The study was published in the journal Nature Communications.
A DNA nanorobot that was created by French researchers from the National Institute of Health and Medical Research of France, the National Center for Scientific Research, and the University of Montpellier will enable us to study how cells react to mechanical action under both healthy and unhealthy conditions.
Recent research has revealed that mechanical pressure can also cause cells to react.
There are specific mechanoreceptors for this, whose disruption is linked to a variety of illnesses, including malignant tumours. However, because the instruments for mechanical action on cells need to be exceedingly sensitive, studying such processes is technically challenging.

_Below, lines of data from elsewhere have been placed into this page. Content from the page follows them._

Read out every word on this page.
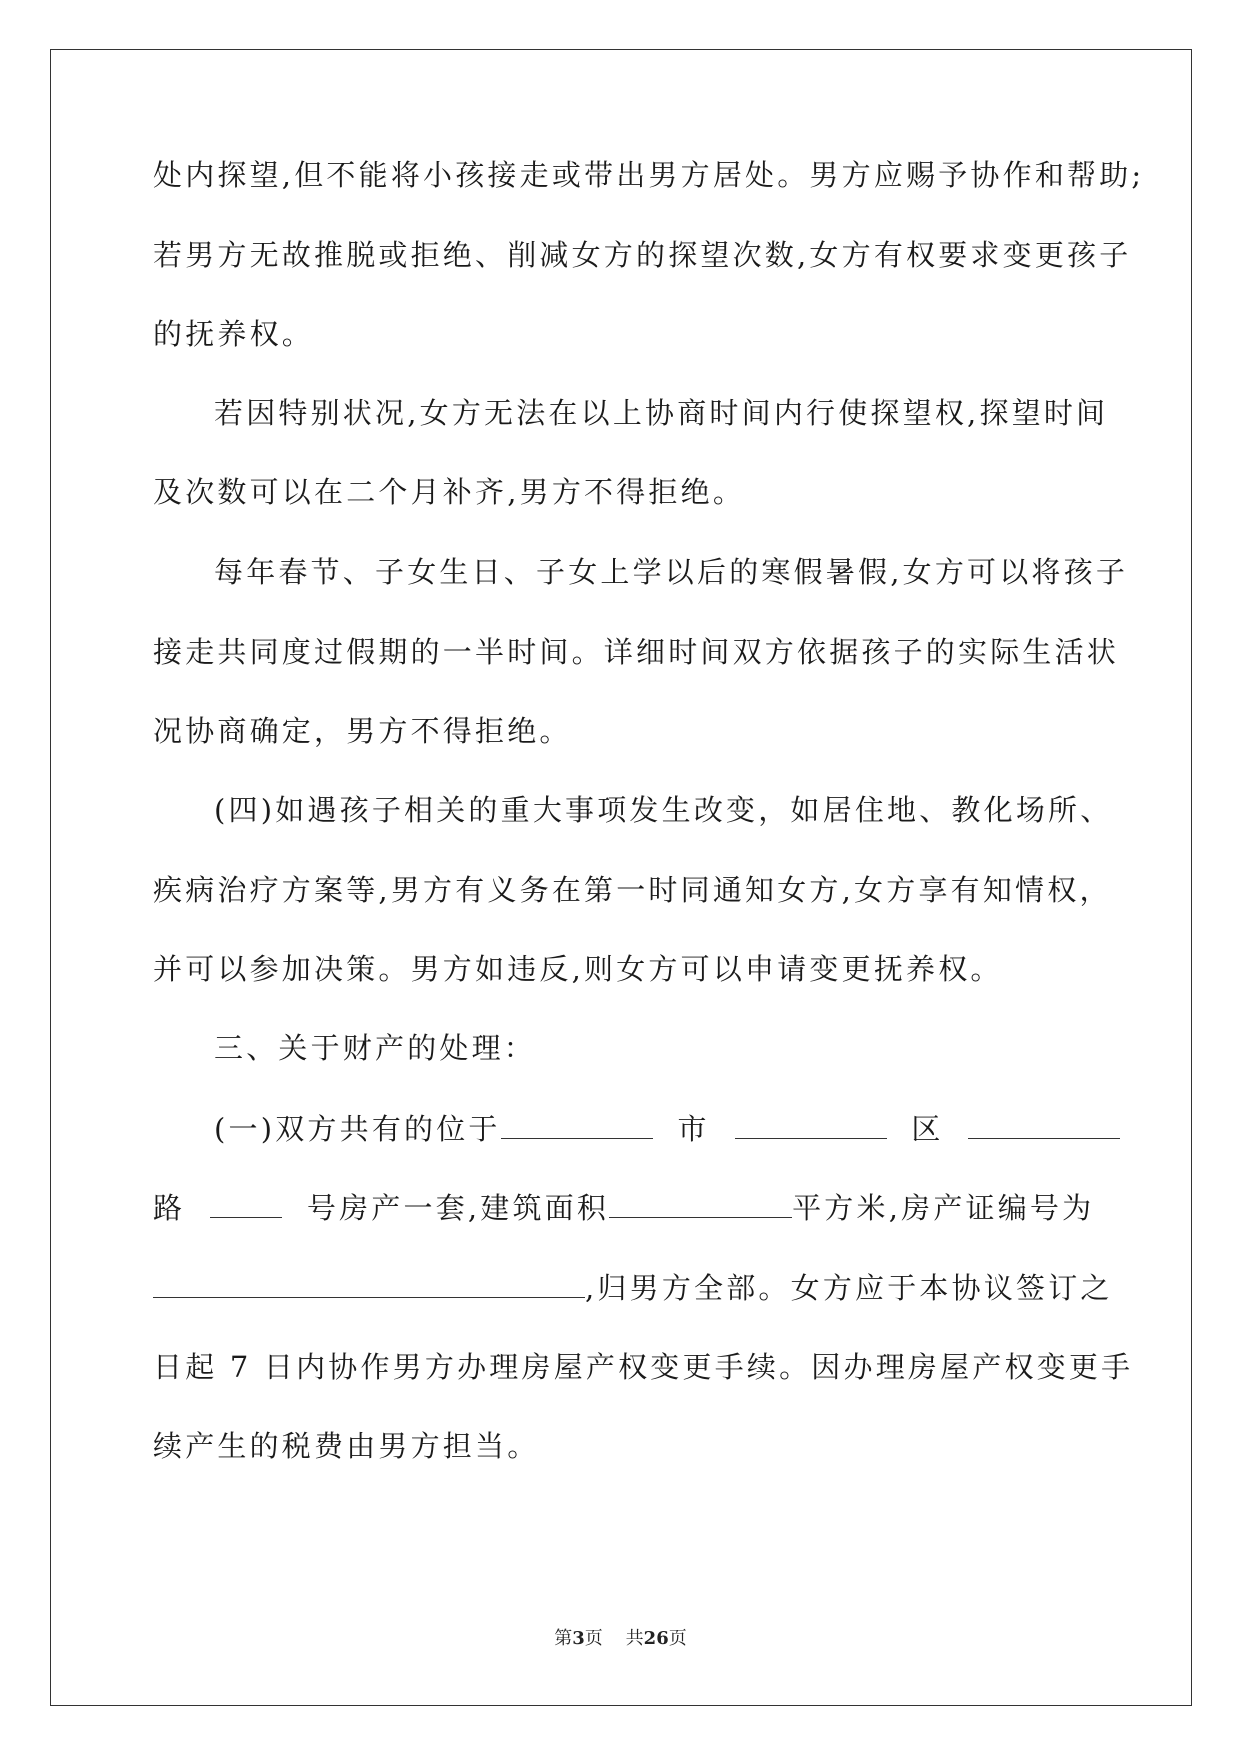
处内探望,但不能将小孩接走或带出男方居处。男方应赐予协作和帮助;
若男方无故推脱或拒绝、削减女方的探望次数,女方有权要求变更孩子
的抚养权。
若因特别状况,女方无法在以上协商时间内行使探望权,探望时间
及次数可以在二个月补齐,男方不得拒绝。
每年春节、子女生日、子女上学以后的寒假暑假,女方可以将孩子
接走共同度过假期的一半时间。详细时间双方依据孩子的实际生活状
况协商确定，男方不得拒绝。
(四)如遇孩子相关的重大事项发生改变，如居住地、教化场所、
疾病治疗方案等,男方有义务在第一时同通知女方,女方享有知情权，
并可以参加决策。男方如违反,则女方可以申请变更抚养权。
三、关于财产的处理：
(一)双方共有的位于	市	区
路	号房产一套,建筑面积	平方米,房产证编号为
,归男方全部。女方应于本协议签订之
日起 7 日内协作男方办理房屋产权变更手续。因办理房屋产权变更手
续产生的税费由男方担当。
第3页 共26页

Making DNA nanorobots, among which was created by French biochemists, is one of the solutions.
Due to the characteristics of DNA, it may spontaneously assemble from pre-made blocks into a three-dimensional structure; this method is known as “DNA-origami.” The robot can examine the surface of the cells in the human body thanks to its extremely small size (approximately 1 nm).
The nanorobot has a chemical attached to it that communicates with the target mechanoreceptors. Once he locates them, he can use a mechanical effect to affect them while precisely estimating his strength. The force that was applied to the cell with its assistance was 1 pkN, or one trillionth of the force required to flick a finger on a fountain pen. Before nanorobot, no one had ever been able to reach such accuracy.
By incorporating the capability to operate the robot via a magnetic field, the work’s creators hope to advance its progress. Furthermore, the cells of living things prevent the development of free DNA and degrade it with the aid of specialised enzymes.